Challenging the next generation of product designers to re-think ‘the Last Mile of e-commerce Delivery’
Across Europe, e-commerce is now growing at 7% per year, creating a relentless demand for packaging. Finding practical, sustainable packaging solutions to keep pace is going to take leadership, new partnerships, and new thinking. That’s why our Recycling Division challenged some of the UK’s brightest Product Design students at Cardiff Metropolitan University.
Last Mile of Delivery, or, First Mile of Recycling?
We are recognised around the world for innovation and the quality of our packaging – it takes just two weeks for paper and cardboard fibre to move around our operations before being used as a box once more.
Because of this quick turnaround, we’re always seeking more of the quality recycled materials our business needs - and the cardboard from e-commerce packaging fits the bill perfectly. The journey from transport hub to doorstep is already an area of innovation and growth for our Packaging Division where we are Redefining Packaging for a Changing World.
Now, because recycled packaging, especially corrugated cardboard, is so valuable to our closed-loop recycling model, we’re exploring innovative new systems and processes to make the Last Mile of Delivery also the First Mile of Recycling.
24hrs to help keep more recycled cardboard in the supply chain
To explore new collection opportunities and encourage fresh thinking, our Recycling Division set out to engage with the next generation of product designers.
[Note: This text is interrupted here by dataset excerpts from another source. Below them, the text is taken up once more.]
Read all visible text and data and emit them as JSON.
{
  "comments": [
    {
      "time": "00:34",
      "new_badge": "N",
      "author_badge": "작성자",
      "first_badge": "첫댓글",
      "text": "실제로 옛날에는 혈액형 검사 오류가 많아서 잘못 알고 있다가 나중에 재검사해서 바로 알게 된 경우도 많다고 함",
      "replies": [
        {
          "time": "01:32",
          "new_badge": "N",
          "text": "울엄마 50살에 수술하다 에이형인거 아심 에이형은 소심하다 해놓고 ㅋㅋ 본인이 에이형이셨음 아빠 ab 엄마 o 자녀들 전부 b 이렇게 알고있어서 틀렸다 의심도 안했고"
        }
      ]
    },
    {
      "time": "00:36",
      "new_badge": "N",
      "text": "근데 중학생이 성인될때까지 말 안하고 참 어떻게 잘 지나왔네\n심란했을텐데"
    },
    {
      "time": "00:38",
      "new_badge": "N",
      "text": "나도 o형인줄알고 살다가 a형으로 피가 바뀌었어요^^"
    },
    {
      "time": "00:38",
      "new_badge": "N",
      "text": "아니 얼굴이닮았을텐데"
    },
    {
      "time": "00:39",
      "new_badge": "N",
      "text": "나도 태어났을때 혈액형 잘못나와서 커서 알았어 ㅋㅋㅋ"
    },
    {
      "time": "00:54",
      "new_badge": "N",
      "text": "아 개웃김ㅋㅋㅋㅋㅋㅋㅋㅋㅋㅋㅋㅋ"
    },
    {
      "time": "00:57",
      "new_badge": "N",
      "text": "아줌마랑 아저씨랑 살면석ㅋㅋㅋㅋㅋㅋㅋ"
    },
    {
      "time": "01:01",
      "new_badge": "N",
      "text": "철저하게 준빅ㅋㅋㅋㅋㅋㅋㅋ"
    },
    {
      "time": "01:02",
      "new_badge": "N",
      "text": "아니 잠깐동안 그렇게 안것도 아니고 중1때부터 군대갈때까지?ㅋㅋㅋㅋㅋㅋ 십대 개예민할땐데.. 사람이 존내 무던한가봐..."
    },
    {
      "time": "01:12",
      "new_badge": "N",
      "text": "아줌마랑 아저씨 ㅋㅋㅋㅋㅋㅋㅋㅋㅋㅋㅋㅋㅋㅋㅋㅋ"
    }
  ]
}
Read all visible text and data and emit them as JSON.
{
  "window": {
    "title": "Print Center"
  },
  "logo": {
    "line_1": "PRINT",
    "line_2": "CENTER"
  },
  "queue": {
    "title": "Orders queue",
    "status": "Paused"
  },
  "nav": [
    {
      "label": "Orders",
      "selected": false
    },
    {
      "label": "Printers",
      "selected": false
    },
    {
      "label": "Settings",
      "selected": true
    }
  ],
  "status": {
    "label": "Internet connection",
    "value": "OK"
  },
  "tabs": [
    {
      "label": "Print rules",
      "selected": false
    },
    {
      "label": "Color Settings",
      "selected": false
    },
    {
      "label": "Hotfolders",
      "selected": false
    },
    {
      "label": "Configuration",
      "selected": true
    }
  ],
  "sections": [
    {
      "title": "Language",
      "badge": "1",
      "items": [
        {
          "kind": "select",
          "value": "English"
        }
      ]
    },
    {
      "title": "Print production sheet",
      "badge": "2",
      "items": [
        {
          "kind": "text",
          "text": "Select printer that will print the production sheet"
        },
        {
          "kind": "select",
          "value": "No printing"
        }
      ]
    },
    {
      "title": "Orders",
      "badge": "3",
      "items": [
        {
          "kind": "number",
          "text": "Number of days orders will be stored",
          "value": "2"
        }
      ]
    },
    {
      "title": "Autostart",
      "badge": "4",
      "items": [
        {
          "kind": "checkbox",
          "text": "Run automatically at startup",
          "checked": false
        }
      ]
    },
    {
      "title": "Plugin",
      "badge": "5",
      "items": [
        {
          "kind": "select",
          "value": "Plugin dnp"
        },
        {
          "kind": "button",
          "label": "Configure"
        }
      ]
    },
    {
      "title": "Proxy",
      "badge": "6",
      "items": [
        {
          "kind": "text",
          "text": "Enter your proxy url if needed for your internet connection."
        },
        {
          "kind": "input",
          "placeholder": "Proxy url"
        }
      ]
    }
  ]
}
Situated just eight miles from our headquarters in Caerphilly, and with a world-renowned Product Design course, Cardiff Met was the perfect partner.
A 24hr ‘live challenge’ format was created to inspire collaborative and creative thinking. The students were divided into 12 groups, briefed by Mat Prosser, Head of Strategic Business Development and Transformation for Europe, and Tom Campbell-White, European Strategic Development Director, then given time to ask questions.
The challenge was simple: “Turn the Last Mile of Delivery for e-commerce into the First Mile of Recycling.” with a strong emphasis on keeping packaging segregated from other household waste. As part of the brief, students were asked to consider the role of technology, social media, supply chain, and partnerships. Since innovations such as drones and robots are already being trialled in Last Mile Delivery, we asked the students to be equally imaginative with their proposals, but also realistic too.
24hrs later, Mat Prosser, Tom Campbell-White, and Jamie Pagan – a former graduate of the Product Design course and marketeer at DS Smith – joined Dr. Clara Watkins and Richard Morris from Cardiff Met to form a judging panel.
We set a brief to keep corrugated cardboard packaging in the supply cycle for longer. It was a great opportunity to engage with bright minds at a world-class University, and bring new ideas into our business. It’s been really inspiring.
From drawing board to management board
From the initial 12 groups, a shortlist of four was drawn up, with the successful students asked to make further developments to their proposals. Following a second presentation, one overall winner will be chosen to present their idea to our Senior Management Team. The winning team will see their concept put into Research & Development and a trial – with a real chance it will become another part of our closed-loop recycling model.
Engaging with students across Europe
We were challenged to find innovative ways to return the packaging from e-commerce deliveries back to DS Smith to be recycled, and the system could start again. We got to see how the industry works and the real-world problems DS Smith is trying to solve.
DS Smith Recycling currently operates in 16 countries across Europe and after the success of our initiative with Cardiff Met, we’re putting plans in place to roll-out our engagement with other Universities in key regions across the continent.
By driving innovation in recycling and thinking differently, we already keep over six million tonnes of recyclables out of landfill and incineration and in the supply cycle every year.
We are constantly looking for new ways to close the loop by redefining packaging. Through inspiring the next generation of product designers, we can work together towards a circular economy and a more sustainable future.